KPEL (1420 kHz, "103.3 The Goat") is an AM radio station licensed to serve Lafayette, Louisiana. The station is owned by Townsquare Media and licensed to Townsquare Media of Lafayette, LLC. It airs a sports radio format featuring programming from Fox Sports Radio. Its studios are located on Bertrand Road in Lafayette, and its transmitter is located about two miles north of the studios.
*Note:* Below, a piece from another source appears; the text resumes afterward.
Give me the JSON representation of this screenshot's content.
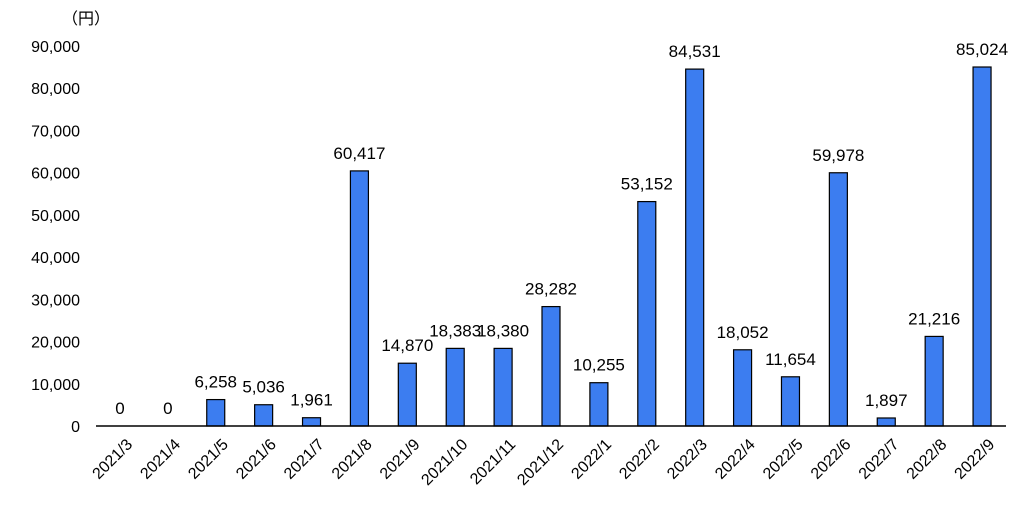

The station was founded in 1949 as KLFY-AM by Camellia Broadcasting and first went on air in November of 1951. Due to ownership change of its sister TV station KLFY-TV and Federal Communications Commission regulations in force at the time, KLFY-FM was assigned the new call letters KPEL by the FCC on July 1, 1957.

The station is the base of the Great S.C.O.T.T. Show with Scott Prather. The station serves as the flagship station of Louisiana Ragin' Cajun Athletics, airing UL football, men's and women's basketball, baseball, and softball games.

On September 30, 2022, KPEL rebranded as "103.3 The Goat".